A new LGBTQ+ living community is being established at Binghamton University.

Located in Newing College’s Delaware Hall, the community is intended to have a social culture that organizes itself around LGBTQ+ interests, activities and issues. According to Casey Wall, director of Residential Life and housing, the new community is part of BU’s efforts to provide inclusive living environments for all students, regardless of sexual orientation and gender identity. It will be open to all incoming first-year students for the fall 2023 semester.

The idea was borne when the Q Center — an organization on campus dedicated to affirming gender and sexuality diversity — joined forces with Residential Life in the fall of 2021. The LBGTQ+ living community was introduced as a collaborative effort by Wall, Nick Martin, the assistant director of the Q Center, Anne Guanciale, the Q Center’s director of intercultural affairs, Amy Pollock Drake, the senior associate director of Residential Life, and Susan Briggs, the associate director of Residential Life and housing.

Martin explained that instating the new living community was a process facilitated by the Q Center in the spring of 2022. It was through town halls, focus groups and feedback sessions with students, faculty and staff, that the idea of introducing a queer community in the residence halls sprouted.

“In developing the [living community], we’re excited for this floor to host queer-identifying people, students who don’t wish to put a label on their identity for many reasons and allies who are interested in intentionally supporting the LGBTQ+ community,” Martin wrote in an email. “Through consistent interactions with Q Center professional and graduate staff, intentional Residential Life support, LGBTQ+ related events, queer faculty connections and community dinners, we hope this will be an affirming space where students can openly explore their many identities and develop lasting connections with other of the same or similar identities.”

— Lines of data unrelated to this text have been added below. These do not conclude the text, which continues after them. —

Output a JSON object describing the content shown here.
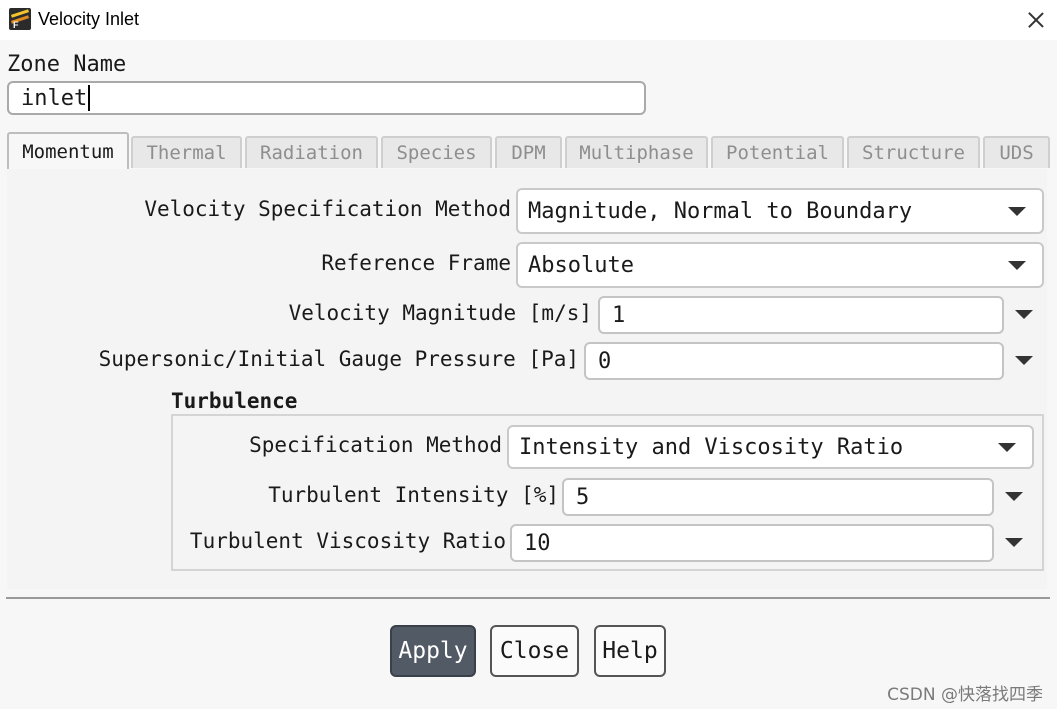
{
  "window": {
    "title": "Velocity Inlet",
    "close_icon": "close-icon",
    "app_icon": "fluent-app-icon"
  },
  "zone": {
    "label": "Zone Name",
    "value": "inlet"
  },
  "tabs": [
    {
      "label": "Momentum",
      "active": true
    },
    {
      "label": "Thermal",
      "active": false
    },
    {
      "label": "Radiation",
      "active": false
    },
    {
      "label": "Species",
      "active": false
    },
    {
      "label": "DPM",
      "active": false
    },
    {
      "label": "Multiphase",
      "active": false
    },
    {
      "label": "Potential",
      "active": false
    },
    {
      "label": "Structure",
      "active": false
    },
    {
      "label": "UDS",
      "active": false
    }
  ],
  "momentum": {
    "velocity_method": {
      "label": "Velocity Specification Method",
      "value": "Magnitude, Normal to Boundary"
    },
    "reference_frame": {
      "label": "Reference Frame",
      "value": "Absolute"
    },
    "velocity_magnitude": {
      "label": "Velocity Magnitude [m/s]",
      "value": "1"
    },
    "gauge_pressure": {
      "label": "Supersonic/Initial Gauge Pressure [Pa]",
      "value": "0"
    }
  },
  "turbulence": {
    "heading": "Turbulence",
    "spec_method": {
      "label": "Specification Method",
      "value": "Intensity and Viscosity Ratio"
    },
    "intensity": {
      "label": "Turbulent Intensity [%]",
      "value": "5"
    },
    "viscosity_ratio": {
      "label": "Turbulent Viscosity Ratio",
      "value": "10"
    }
  },
  "buttons": {
    "apply": "Apply",
    "close": "Close",
    "help": "Help"
  },
  "watermark": "CSDN @快落找四季",
  "colors": {
    "primary_button": "#525a66",
    "tab_inactive_text": "#8e8e8e"
  }
}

According to Martin, numerous studies show that an improvement in student success, engagement, retention and graduation rates occurs when students build a community through affinities or identity-based groups.

“This illustrates [BU]’s commitment to serving LGBTQ+ students by providing identity-affirming opportunities from the very start of their college career,” Martin said. “The Q Center team and myself recognize that this marks the start of many years of additional work to make good on this commitment — we look forward to our ongoing collaboration with the Residential Life team to maximize the output of this new venture.”

BU recently scored 4.5 out of five on the Campus Pride Index — a scale that measures LGBTQ+ inclusive policies — a nod to the increasing inclusivity the University wanted to provide. In its other goals of diversity, however, the University has not been as consistent, with a decreasing amount of underrepresented minorities among faculty and graduate students.

Wall noted that Delaware Hall will also feature the availability of private bathrooms and shower rooms, as well as the opportunity for students to live with one roommate, rather than multiple suitemates. More developments may come in the future, Wall said.

“There will be space for further growth and development and both Residential Life and the Q Center are committed to ongoing assessment to ensure we are meeting student needs,” Wall wrote in an email.

Some other SUNY schools have similar communities in place – including SUNY Oneonta and SUNY New Paltz. Additionally, Cornell University instated their own LGBTQ+ living community in 2019.

This new community would be the first identity-based living community on BU’s campus and the eighth living/learning community offered at BU.

Angel Zeng, an undeclared freshman, noted the potential importance of the community’s location.

“I think that this is very exciting for the queer community, I think that the [private] bathrooms are great and would provide a great sense of security and privacy for them,” Zeng said. “This is a great location for the safety and consideration of the queer community.”

Kaitlyn Ip, a sophomore majoring in psychology, expressed excitement about BU’s new living community, drawn from her previous residence in Delaware Hall.

“I think that Delaware’s a great choice, especially because I used to live there so I know its opportunities — the building has a very welcoming community, and I hope that those who decide to live in the LGBTQ+ living community really enjoy it,” Ip said.